The virus was senselessly called the “Chinese Virus,” and the level of racism and anger against anyone who even looks Chinese grew exponentially. To the simple point of walking the other way when they might pass someone of Asian decent, to the extreme level of chasing and beating up someone of Asian decent. Regardless of their actual race, ethnicity, heritage.

As a Korean born American, I never thought I’d be so scared of being Asian as after Trump was elected president. Today, during this national pandemic, I am even more fearful to be Asian. 

Here is an article written in USA Today on the growing racial problem during this pandemic. What It’s Like to be Asian During the Coronavirus Pandemic.

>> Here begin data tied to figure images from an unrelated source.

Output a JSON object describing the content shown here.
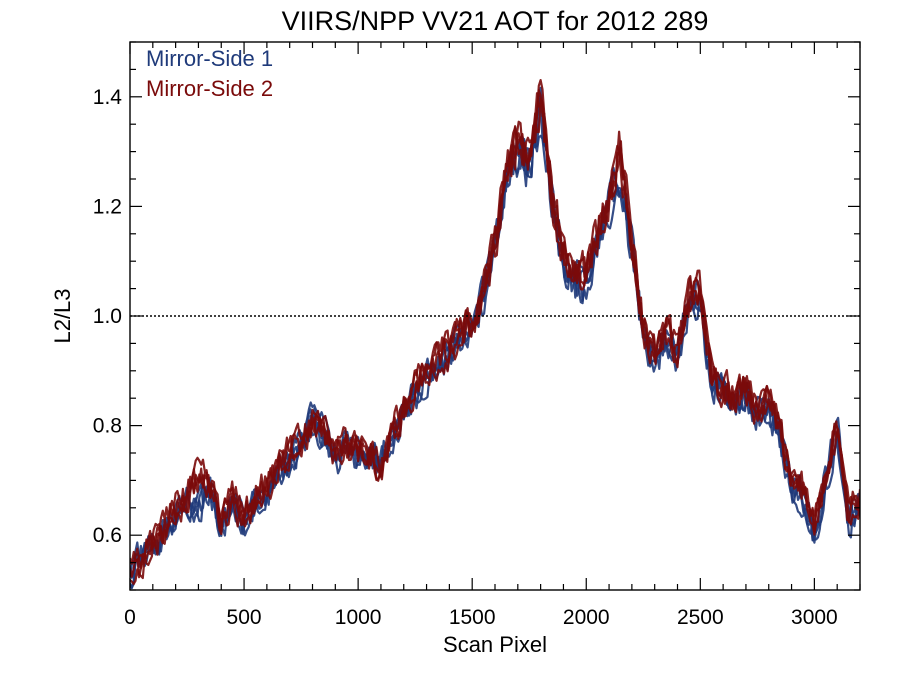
{
  "chart_data": {
    "type": "line",
    "title": "VIIRS/NPP VV21 AOT for 2012 289",
    "xlabel": "Scan Pixel",
    "ylabel": "L2/L3",
    "xlim": [
      0,
      3200
    ],
    "ylim": [
      0.5,
      1.5
    ],
    "x_ticks": [
      0,
      500,
      1000,
      1500,
      2000,
      2500,
      3000
    ],
    "y_ticks": [
      0.6,
      0.8,
      1.0,
      1.2,
      1.4
    ],
    "x_tick_labels": [
      "0",
      "500",
      "1000",
      "1500",
      "2000",
      "2500",
      "3000"
    ],
    "y_tick_labels": [
      "0.6",
      "0.8",
      "1.0",
      "1.2",
      "1.4"
    ],
    "reference_line": {
      "y": 1.0,
      "style": "dotted",
      "color": "#000000"
    },
    "legend_position": "top-left",
    "grid": false,
    "colors": {
      "mirror_side_1": "#1f3a7a",
      "mirror_side_2": "#7a0a0a"
    },
    "envelope_x": [
      0,
      50,
      100,
      150,
      200,
      250,
      300,
      350,
      400,
      450,
      500,
      550,
      600,
      650,
      700,
      750,
      800,
      850,
      900,
      950,
      1000,
      1050,
      1100,
      1150,
      1200,
      1250,
      1300,
      1350,
      1400,
      1450,
      1500,
      1550,
      1600,
      1650,
      1700,
      1750,
      1800,
      1850,
      1900,
      1950,
      2000,
      2050,
      2100,
      2150,
      2200,
      2250,
      2300,
      2350,
      2400,
      2450,
      2500,
      2550,
      2600,
      2650,
      2700,
      2750,
      2800,
      2850,
      2900,
      2950,
      3000,
      3050,
      3100,
      3150,
      3200
    ],
    "series": [
      {
        "name": "Mirror-Side 1",
        "y": [
          0.53,
          0.56,
          0.58,
          0.6,
          0.63,
          0.66,
          0.65,
          0.68,
          0.62,
          0.66,
          0.63,
          0.66,
          0.68,
          0.71,
          0.74,
          0.76,
          0.81,
          0.78,
          0.74,
          0.76,
          0.75,
          0.74,
          0.73,
          0.78,
          0.82,
          0.86,
          0.89,
          0.91,
          0.93,
          0.96,
          0.97,
          1.04,
          1.12,
          1.24,
          1.3,
          1.27,
          1.37,
          1.2,
          1.1,
          1.05,
          1.06,
          1.13,
          1.2,
          1.27,
          1.12,
          0.96,
          0.92,
          0.95,
          0.93,
          1.02,
          1.04,
          0.87,
          0.86,
          0.84,
          0.86,
          0.82,
          0.84,
          0.78,
          0.69,
          0.67,
          0.6,
          0.7,
          0.79,
          0.63,
          0.66
        ]
      },
      {
        "name": "Mirror-Side 2",
        "y": [
          0.54,
          0.55,
          0.59,
          0.61,
          0.65,
          0.67,
          0.71,
          0.69,
          0.63,
          0.67,
          0.64,
          0.67,
          0.69,
          0.72,
          0.75,
          0.77,
          0.8,
          0.79,
          0.75,
          0.77,
          0.76,
          0.75,
          0.72,
          0.79,
          0.83,
          0.87,
          0.9,
          0.92,
          0.94,
          0.97,
          0.98,
          1.05,
          1.13,
          1.26,
          1.32,
          1.28,
          1.4,
          1.22,
          1.12,
          1.07,
          1.08,
          1.16,
          1.22,
          1.3,
          1.14,
          0.98,
          0.93,
          0.97,
          0.94,
          1.03,
          1.05,
          0.88,
          0.87,
          0.85,
          0.87,
          0.83,
          0.85,
          0.79,
          0.7,
          0.68,
          0.62,
          0.71,
          0.8,
          0.64,
          0.67
        ]
      }
    ]
  }
}
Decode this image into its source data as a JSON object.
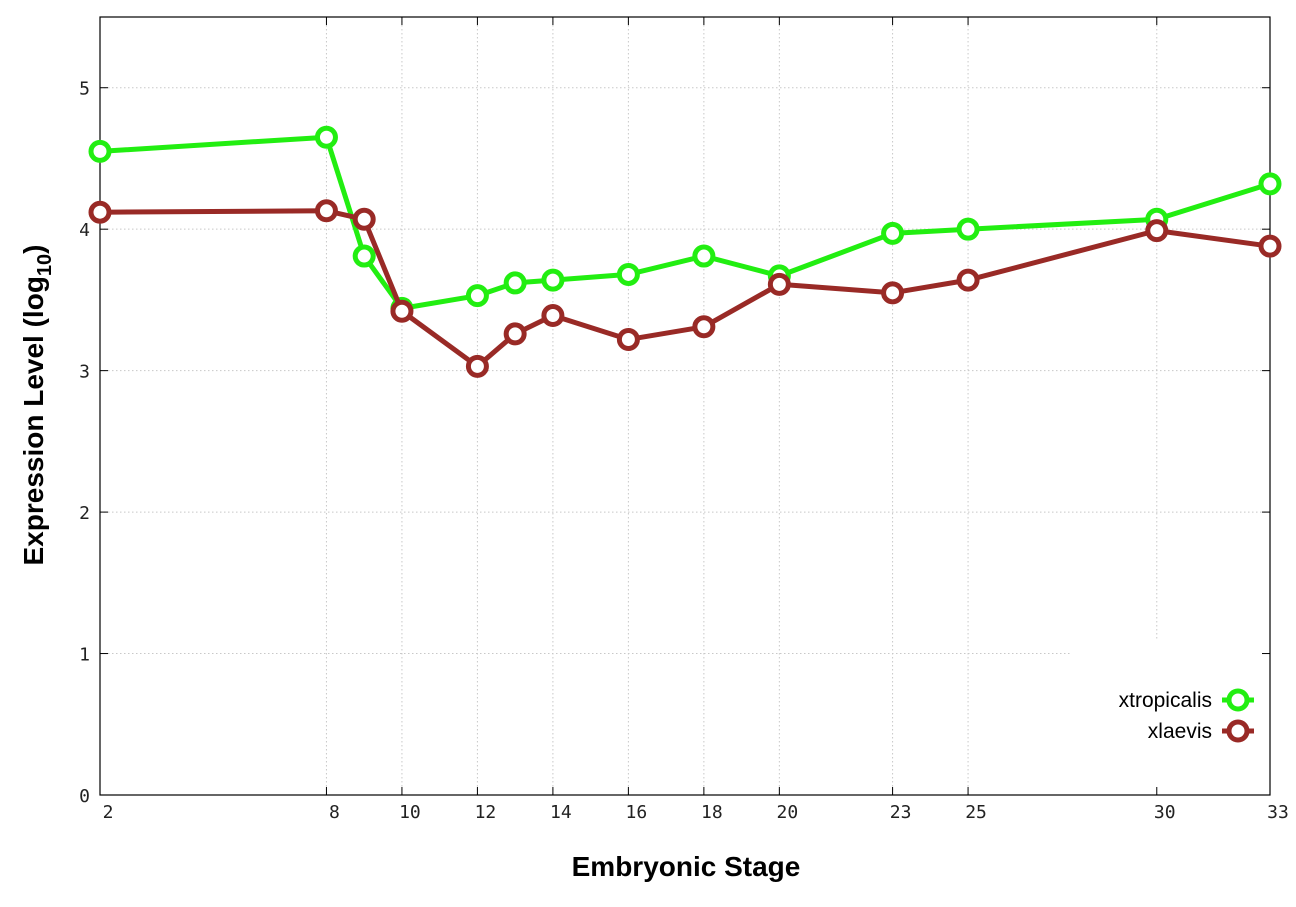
{
  "chart_data": {
    "type": "line",
    "xlabel": "Embryonic Stage",
    "ylabel_main": "Expression Level (log",
    "ylabel_sub": "10",
    "ylabel_close": ")",
    "xlim": [
      2,
      33
    ],
    "ylim": [
      0,
      5.5
    ],
    "x_ticks": [
      2,
      8,
      10,
      12,
      14,
      16,
      18,
      20,
      23,
      25,
      30,
      33
    ],
    "y_ticks": [
      0,
      1,
      2,
      3,
      4,
      5
    ],
    "grid": true,
    "legend_position": "bottom-right",
    "series": [
      {
        "name": "xtropicalis",
        "color": "#22ee11",
        "x": [
          2,
          8,
          9,
          10,
          12,
          13,
          14,
          16,
          18,
          20,
          23,
          25,
          30,
          33
        ],
        "y": [
          4.55,
          4.65,
          3.81,
          3.44,
          3.53,
          3.62,
          3.64,
          3.68,
          3.81,
          3.67,
          3.97,
          4.0,
          4.07,
          4.32
        ]
      },
      {
        "name": "xlaevis",
        "color": "#992a26",
        "x": [
          2,
          8,
          9,
          10,
          12,
          13,
          14,
          16,
          18,
          20,
          23,
          25,
          30,
          33
        ],
        "y": [
          4.12,
          4.13,
          4.07,
          3.42,
          3.03,
          3.26,
          3.39,
          3.22,
          3.31,
          3.61,
          3.55,
          3.64,
          3.99,
          3.88
        ]
      }
    ]
  }
}
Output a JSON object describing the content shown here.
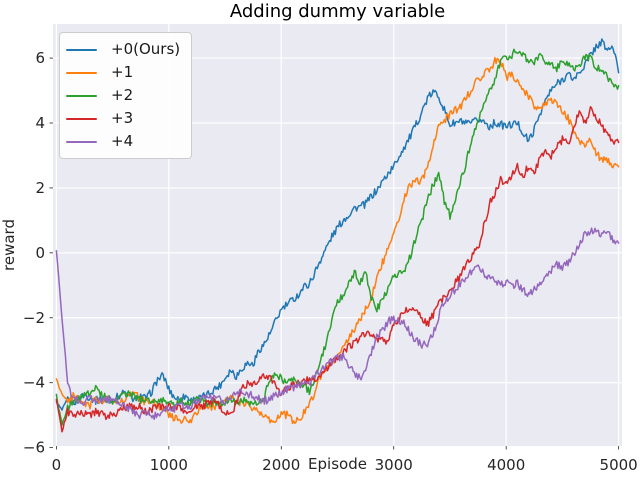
{
  "figure": {
    "background": "#ffffff",
    "axes_background": "#eaeaf2",
    "grid_color": "#ffffff",
    "text_color": "#262626"
  },
  "chart_data": {
    "type": "line",
    "title": "Adding dummy variable",
    "xlabel": "Episode",
    "ylabel": "reward",
    "grid": true,
    "legend_position": "upper-left",
    "xlim": [
      -30,
      5030
    ],
    "ylim": [
      -5.95,
      7.05
    ],
    "x_ticks": [
      0,
      1000,
      2000,
      3000,
      4000,
      5000
    ],
    "x_tick_labels": [
      "0",
      "1000",
      "2000",
      "3000",
      "4000",
      "5000"
    ],
    "y_ticks": [
      -6,
      -4,
      -2,
      0,
      2,
      4,
      6
    ],
    "y_tick_labels": [
      "−6",
      "−4",
      "−2",
      "0",
      "2",
      "4",
      "6"
    ],
    "x": [
      0,
      50,
      100,
      150,
      200,
      250,
      300,
      350,
      400,
      450,
      500,
      550,
      600,
      650,
      700,
      750,
      800,
      850,
      900,
      950,
      1000,
      1050,
      1100,
      1150,
      1200,
      1250,
      1300,
      1350,
      1400,
      1450,
      1500,
      1550,
      1600,
      1650,
      1700,
      1750,
      1800,
      1850,
      1900,
      1950,
      2000,
      2050,
      2100,
      2150,
      2200,
      2250,
      2300,
      2350,
      2400,
      2450,
      2500,
      2550,
      2600,
      2650,
      2700,
      2750,
      2800,
      2850,
      2900,
      2950,
      3000,
      3050,
      3100,
      3150,
      3200,
      3250,
      3300,
      3350,
      3400,
      3450,
      3500,
      3550,
      3600,
      3650,
      3700,
      3750,
      3800,
      3850,
      3900,
      3950,
      4000,
      4050,
      4100,
      4150,
      4200,
      4250,
      4300,
      4350,
      4400,
      4450,
      4500,
      4550,
      4600,
      4650,
      4700,
      4750,
      4800,
      4850,
      4900,
      4950,
      5000
    ],
    "series": [
      {
        "name": "+0(Ours)",
        "color": "#1f77b4",
        "values": [
          -4.6,
          -4.85,
          -4.5,
          -4.62,
          -4.48,
          -4.38,
          -4.45,
          -4.55,
          -4.5,
          -4.6,
          -4.52,
          -4.42,
          -4.3,
          -4.45,
          -4.52,
          -4.4,
          -4.5,
          -4.25,
          -3.9,
          -3.78,
          -4.2,
          -4.45,
          -4.52,
          -4.4,
          -4.55,
          -4.5,
          -4.45,
          -4.35,
          -4.2,
          -4.1,
          -3.85,
          -3.6,
          -3.8,
          -3.55,
          -3.4,
          -3.45,
          -3.0,
          -2.8,
          -2.5,
          -2.1,
          -1.75,
          -1.6,
          -1.45,
          -1.3,
          -1.05,
          -0.95,
          -0.6,
          -0.2,
          0.15,
          0.5,
          0.78,
          1.0,
          1.18,
          1.38,
          1.42,
          1.5,
          1.75,
          1.92,
          2.2,
          2.45,
          2.65,
          3.0,
          3.3,
          3.6,
          3.95,
          4.35,
          4.75,
          4.95,
          4.85,
          4.4,
          3.95,
          4.0,
          4.05,
          3.95,
          4.0,
          4.1,
          4.05,
          3.9,
          4.0,
          3.95,
          3.9,
          3.95,
          4.0,
          3.7,
          3.45,
          3.8,
          4.3,
          4.7,
          5.0,
          5.2,
          5.35,
          5.5,
          5.35,
          5.55,
          5.8,
          6.1,
          6.35,
          6.5,
          6.25,
          6.35,
          5.55
        ]
      },
      {
        "name": "+1",
        "color": "#ff7f0e",
        "values": [
          -3.9,
          -4.35,
          -4.55,
          -4.42,
          -4.5,
          -4.6,
          -4.7,
          -4.52,
          -4.6,
          -4.5,
          -4.55,
          -4.62,
          -4.5,
          -4.4,
          -4.35,
          -4.5,
          -4.62,
          -4.5,
          -4.7,
          -4.85,
          -5.0,
          -5.1,
          -5.2,
          -5.1,
          -5.15,
          -4.9,
          -4.78,
          -4.82,
          -4.72,
          -4.65,
          -4.6,
          -4.5,
          -4.55,
          -4.62,
          -4.7,
          -4.8,
          -4.95,
          -5.05,
          -5.2,
          -5.1,
          -4.95,
          -5.0,
          -5.15,
          -5.2,
          -4.9,
          -4.6,
          -4.3,
          -3.78,
          -3.5,
          -3.42,
          -3.2,
          -2.9,
          -2.6,
          -2.35,
          -2.05,
          -1.75,
          -1.35,
          -0.8,
          -0.3,
          0.1,
          0.55,
          1.15,
          1.75,
          2.1,
          2.2,
          2.25,
          2.6,
          3.3,
          3.9,
          4.1,
          4.25,
          4.4,
          4.5,
          4.8,
          5.1,
          5.35,
          5.5,
          5.65,
          5.9,
          5.95,
          5.4,
          5.5,
          5.3,
          5.0,
          4.8,
          4.55,
          4.45,
          4.6,
          4.75,
          4.55,
          4.35,
          4.15,
          3.8,
          3.45,
          3.3,
          3.5,
          3.05,
          2.9,
          2.8,
          2.72,
          2.65
        ]
      },
      {
        "name": "+2",
        "color": "#2ca02c",
        "values": [
          -4.4,
          -5.3,
          -4.8,
          -4.55,
          -4.5,
          -4.4,
          -4.3,
          -4.2,
          -4.35,
          -4.5,
          -4.55,
          -4.45,
          -4.35,
          -4.3,
          -4.45,
          -4.55,
          -4.5,
          -4.6,
          -4.55,
          -4.5,
          -4.6,
          -4.65,
          -4.55,
          -4.65,
          -4.6,
          -4.5,
          -4.55,
          -4.65,
          -4.6,
          -4.7,
          -4.6,
          -4.55,
          -4.6,
          -4.5,
          -4.6,
          -4.65,
          -4.55,
          -4.45,
          -3.85,
          -3.7,
          -3.85,
          -4.0,
          -3.9,
          -3.95,
          -4.1,
          -4.25,
          -3.9,
          -3.3,
          -2.75,
          -2.1,
          -1.5,
          -1.3,
          -0.9,
          -0.6,
          -0.95,
          -0.55,
          -1.35,
          -1.7,
          -1.5,
          -1.1,
          -0.75,
          -0.55,
          -0.5,
          -0.1,
          0.5,
          1.0,
          1.65,
          2.1,
          2.4,
          1.6,
          1.15,
          1.6,
          2.25,
          2.85,
          3.65,
          4.1,
          4.5,
          5.0,
          5.3,
          5.9,
          6.0,
          6.1,
          6.25,
          6.1,
          5.95,
          5.9,
          6.05,
          5.9,
          5.75,
          5.7,
          5.85,
          5.8,
          5.7,
          5.8,
          6.05,
          6.0,
          5.75,
          5.6,
          5.45,
          5.2,
          5.15
        ]
      },
      {
        "name": "+3",
        "color": "#d62728",
        "values": [
          -4.5,
          -5.5,
          -4.9,
          -5.0,
          -4.9,
          -4.95,
          -5.0,
          -4.9,
          -4.95,
          -5.05,
          -5.0,
          -4.9,
          -4.8,
          -4.7,
          -4.8,
          -4.75,
          -4.9,
          -4.8,
          -4.7,
          -4.8,
          -4.7,
          -4.8,
          -4.75,
          -4.9,
          -4.8,
          -4.7,
          -4.75,
          -4.6,
          -4.55,
          -4.7,
          -4.9,
          -5.0,
          -4.6,
          -4.2,
          -4.0,
          -4.05,
          -3.95,
          -3.8,
          -3.9,
          -4.05,
          -4.35,
          -4.2,
          -4.1,
          -4.0,
          -3.95,
          -3.9,
          -3.85,
          -3.8,
          -3.6,
          -3.4,
          -3.2,
          -3.1,
          -2.9,
          -2.75,
          -2.6,
          -2.45,
          -2.5,
          -2.62,
          -2.7,
          -2.75,
          -2.2,
          -2.0,
          -1.8,
          -1.75,
          -1.8,
          -2.0,
          -2.2,
          -1.9,
          -1.55,
          -1.35,
          -1.15,
          -0.9,
          -0.7,
          -0.3,
          -0.05,
          0.1,
          0.8,
          1.5,
          1.85,
          2.25,
          2.1,
          2.4,
          2.65,
          2.35,
          2.7,
          2.5,
          2.9,
          3.15,
          3.0,
          3.25,
          3.5,
          3.35,
          3.9,
          4.3,
          4.0,
          4.45,
          4.2,
          3.9,
          3.6,
          3.45,
          3.4
        ]
      },
      {
        "name": "+4",
        "color": "#9467bd",
        "values": [
          0.1,
          -2.0,
          -4.0,
          -4.5,
          -4.55,
          -4.6,
          -4.5,
          -4.55,
          -4.6,
          -4.5,
          -4.55,
          -4.6,
          -4.7,
          -4.8,
          -4.95,
          -5.0,
          -4.9,
          -5.0,
          -5.05,
          -4.9,
          -4.75,
          -4.8,
          -4.7,
          -4.75,
          -4.7,
          -4.6,
          -4.5,
          -4.4,
          -4.45,
          -4.5,
          -4.55,
          -4.5,
          -4.35,
          -4.3,
          -4.35,
          -4.4,
          -4.5,
          -4.55,
          -4.5,
          -4.4,
          -4.3,
          -4.2,
          -4.15,
          -4.1,
          -4.0,
          -4.05,
          -3.8,
          -3.6,
          -3.45,
          -3.35,
          -3.25,
          -3.2,
          -3.5,
          -3.7,
          -3.85,
          -3.6,
          -3.1,
          -2.6,
          -2.4,
          -2.1,
          -2.05,
          -2.1,
          -2.2,
          -2.5,
          -2.7,
          -2.85,
          -2.8,
          -2.5,
          -1.95,
          -1.5,
          -1.3,
          -1.15,
          -0.9,
          -0.7,
          -0.55,
          -0.35,
          -0.6,
          -0.8,
          -0.85,
          -1.0,
          -0.9,
          -1.05,
          -0.95,
          -1.15,
          -1.25,
          -1.15,
          -0.95,
          -0.75,
          -0.55,
          -0.35,
          -0.45,
          -0.3,
          -0.05,
          0.3,
          0.55,
          0.65,
          0.75,
          0.55,
          0.65,
          0.4,
          0.3
        ]
      }
    ]
  }
}
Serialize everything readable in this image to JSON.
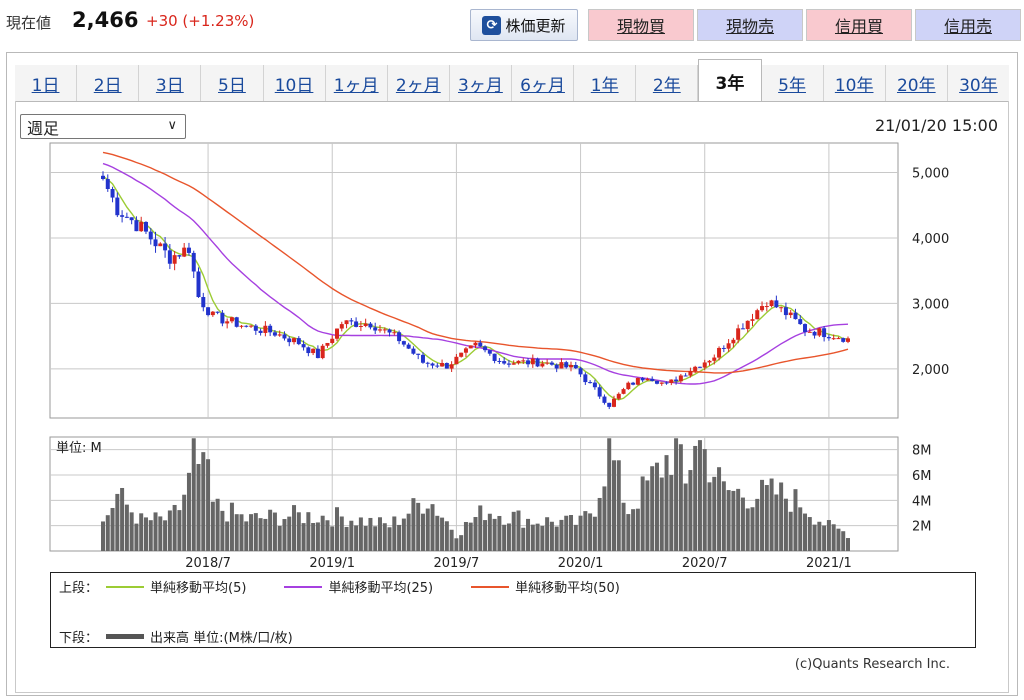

The most heart breaking thing I had ever heard was from an Black French woman, Surya Bonaly. An Olympic level figure skater who could never seem to get first place, no matter how much training and finessing she did. In an interview she was asked if she thought that in any way it was because she is black. She said no, it was just that, “when you’re black, you know. Everybody knows that you have to do better than anybody else who’s white.”

There have been times in my life lately when I have felt the same sentiment. In my work place, 1 of 3 non-white employees on my shift. I have felt like I have had to face a lot more negative criticism than my peers, that I have had to work twice as hard. 

And even though most of the time, I don’t even think most people even consciously think about it. That a negative view of Asian-Americans is so deeply ingrained. People still blame MSG in Chinese food for feelings of dizziness and headaches. An idea brought about in 1969, despite no scientific proof of the correlation between MSG and the symptoms of “Chinese Restaurant Syndrome.”

Here is an article written earlier this year about “Chinese Restaurant Syndrome.” MSG in Chinese Restaurants isn’t Unhealthy…

Racism has always been a part of Asian-American history. But American’s forget that it was Asian immigrants who helped build the Transcontinental Railroad, which physically brought the country together. American’s forget that it is through Asian companies that we do our everyday communication with others, everyday internet work, stream televison programs… Sony, LG, Samsung, HTC… All companies from Asia. 

As an Asian-American who has lived nearly my whole life proud of my Asian heritage, I have never felt more fear and shame of this country I call home.